The great question that Sharpe is unable to answer, no doubt because it is unanswerable, is how great an impact image-making had on the course of events. In his introduction, he seems to give the game away. Elizabeth bequeathed to her successors mounting economic difficulties, an impoverished monarchy, a divided Church of England and a parliament grown ambitious of power. She created a ‘fiction of unity and harmony’ which ‘may have spared England a civil war in the 16th century but, arguably, contributed to one in the 17th’. In other words the Stuarts were handed a chalice so poisoned that no amount of image-making, however skilful, could have saved them from disaster.

There is another difficulty, arising chiefly from Sharpe’s decision to include every royal publication and speech in his analysis. The reader is left wondering whether everything is to be taken as spin. Sharpe writes that the king’s theatrical performances at his trial and on the scaffold, together with the Eikon Basilike, ‘ensured’ that the Commonwealth ‘began its life, not with a reputation for justice but for murder’, and that they exerted ‘a force that destroyed the republic as it was born’.

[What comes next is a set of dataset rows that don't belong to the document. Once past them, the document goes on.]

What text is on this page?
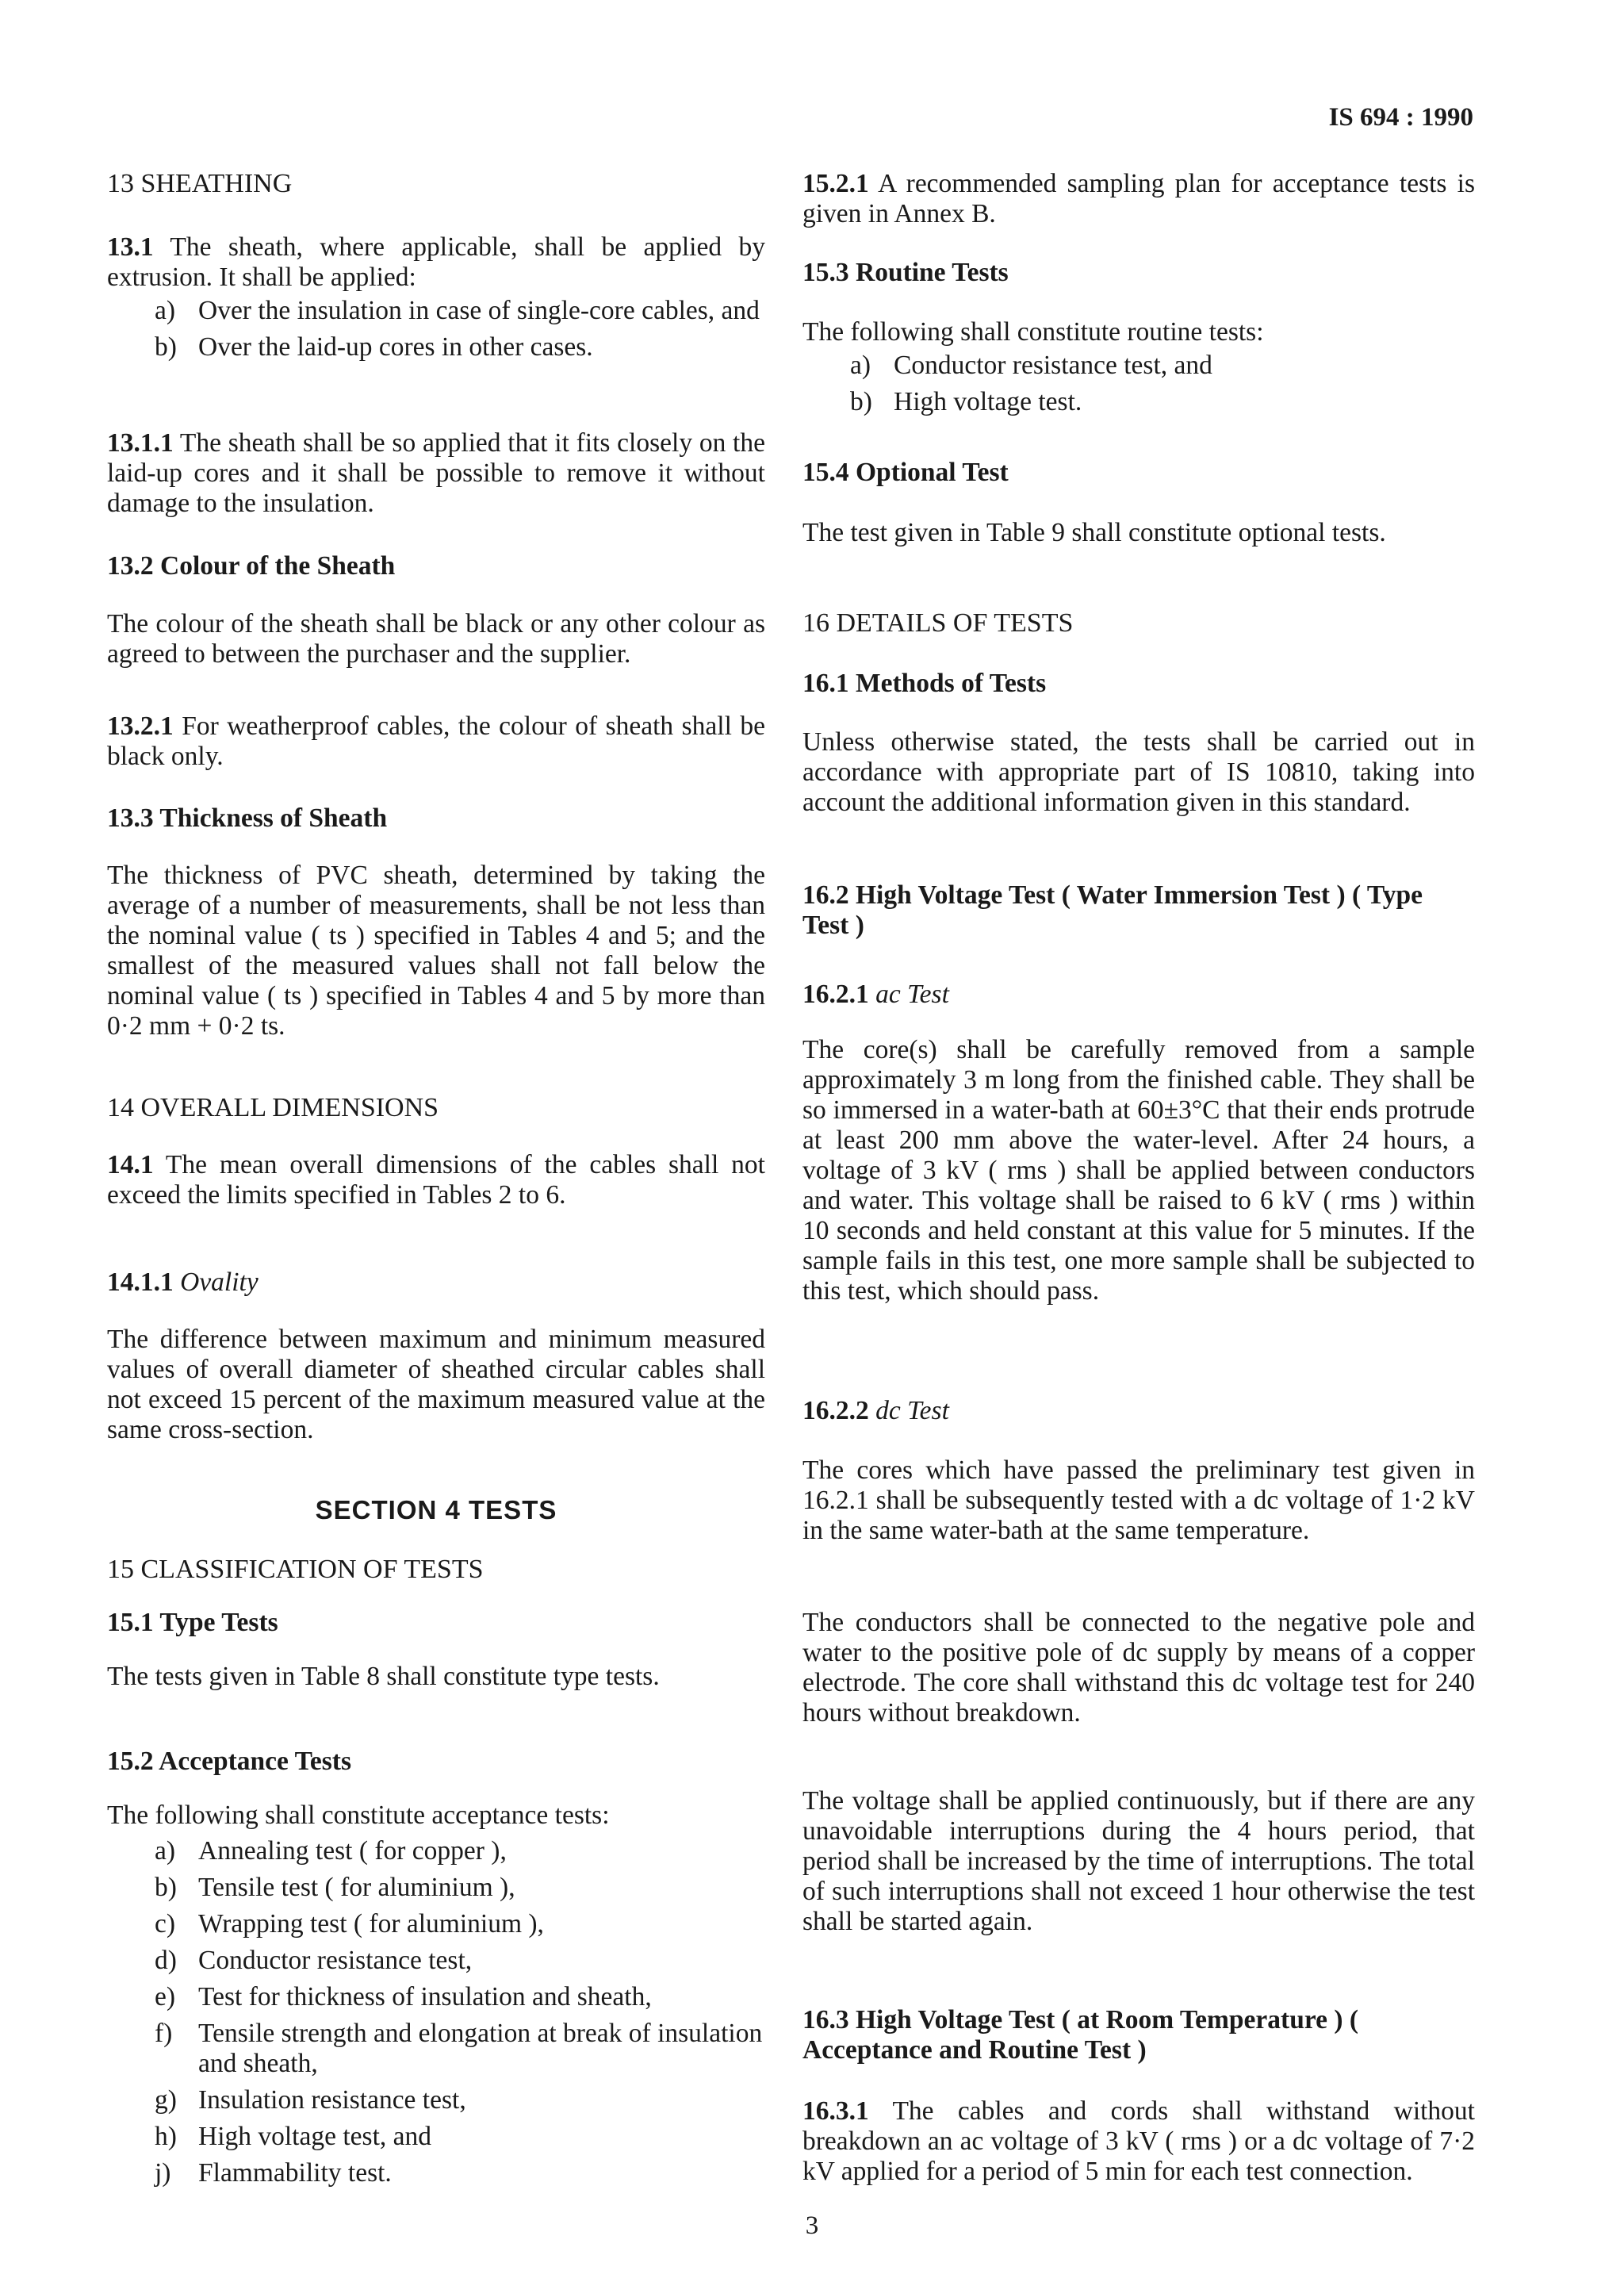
IS 694 : 1990
13 SHEATHING

13.1 The sheath, where applicable, shall be applied by extrusion. It shall be applied:

a) Over the insulation in case of single-core cables, and
b) Over the laid-up cores in other cases.

13.1.1 The sheath shall be so applied that it fits closely on the laid-up cores and it shall be possible to remove it without damage to the insulation.

13.2 Colour of the Sheath

The colour of the sheath shall be black or any other colour as agreed to between the purchaser and the supplier.

13.2.1 For weatherproof cables, the colour of sheath shall be black only.

13.3 Thickness of Sheath

The thickness of PVC sheath, determined by taking the average of a number of measurements, shall be not less than the nominal value ( ts ) specified in Tables 4 and 5; and the smallest of the measured values shall not fall below the nominal value ( ts ) specified in Tables 4 and 5 by more than 0·2 mm + 0·2 ts.

14 OVERALL DIMENSIONS

14.1 The mean overall dimensions of the cables shall not exceed the limits specified in Tables 2 to 6.

14.1.1 Ovality

The difference between maximum and minimum measured values of overall diameter of sheathed circular cables shall not exceed 15 percent of the maximum measured value at the same cross-section.

SECTION 4 TESTS
15 CLASSIFICATION OF TESTS
15.1 Type Tests

The tests given in Table 8 shall constitute type tests.

15.2 Acceptance Tests

The following shall constitute acceptance tests:

a) Annealing test ( for copper ),
b) Tensile test ( for aluminium ),
c) Wrapping test ( for aluminium ),
d) Conductor resistance test,
e) Test for thickness of insulation and sheath,
f) Tensile strength and elongation at break of insulation and sheath,
g) Insulation resistance test,
h) High voltage test, and
j) Flammability test.

15.2.1 A recommended sampling plan for acceptance tests is given in Annex B.

15.3 Routine Tests

The following shall constitute routine tests:

a) Conductor resistance test, and
b) High voltage test.
15.4 Optional Test

The test given in Table 9 shall constitute optional tests.

16 DETAILS OF TESTS
16.1 Methods of Tests

Unless otherwise stated, the tests shall be carried out in accordance with appropriate part of IS 10810, taking into account the additional information given in this standard.

16.2 High Voltage Test ( Water Immersion Test ) ( Type Test )
16.2.1 ac Test

The core(s) shall be carefully removed from a sample approximately 3 m long from the finished cable. They shall be so immersed in a water-bath at 60±3°C that their ends protrude at least 200 mm above the water-level. After 24 hours, a voltage of 3 kV ( rms ) shall be applied between conductors and water. This voltage shall be raised to 6 kV ( rms ) within 10 seconds and held constant at this value for 5 minutes. If the sample fails in this test, one more sample shall be subjected to this test, which should pass.

16.2.2 dc Test

The cores which have passed the preliminary test given in 16.2.1 shall be subsequently tested with a dc voltage of 1·2 kV in the same water-bath at the same temperature.

The conductors shall be connected to the negative pole and water to the positive pole of dc supply by means of a copper electrode. The core shall withstand this dc voltage test for 240 hours without breakdown.

The voltage shall be applied continuously, but if there are any unavoidable interruptions during the 4 hours period, that period shall be increased by the time of interruptions. The total of such interruptions shall not exceed 1 hour otherwise the test shall be started again.

16.3 High Voltage Test ( at Room Temperature ) ( Acceptance and Routine Test )

16.3.1 The cables and cords shall withstand without breakdown an ac voltage of 3 kV ( rms ) or a dc voltage of 7·2 kV applied for a period of 5 min for each test connection.

3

Does he mean us to take what Charles said as inauthentic? He goes on to say that during the interregnum ‘the modes of discourse and representation’ remained monarchical, dooming the republic to failure. There is force to the point. To dislodge deeply engrained habits of mind was a Herculean task. But was the republicans’ inability to accomplish it merely a function of modes of discourse?

Sharpe knows, it goes without saying, that the conflicts of 17th-century England cannot be understood simply as a series of jousts between rival image-makers. Yet, without quite saying so, his book tends towards the argument that everything that James and Charles said and did was branding, or image-making, or spin, leaving little space for beliefs genuinely stated or objectives frankly pursued. Decoding spin is an essential part of the historian’s craft. Making spin the story leaves us highly entertained and better informed. It is questionable whether it deepens our understanding of the 17th-century crisis in government.

This long book is not for the faint-hearted. Hugh Trevor-Roper’s notes to D.Phil. students reminded them that history should resemble an iceberg, nine tenths of it lying beneath the surface. Sharpe’s amassing of detail is impressive, but wearying in its repetitiveness. It is a pity, too, that a book entitled Image Wars should have only black-and-white illustrations. Van Dyke, for one, deserves better.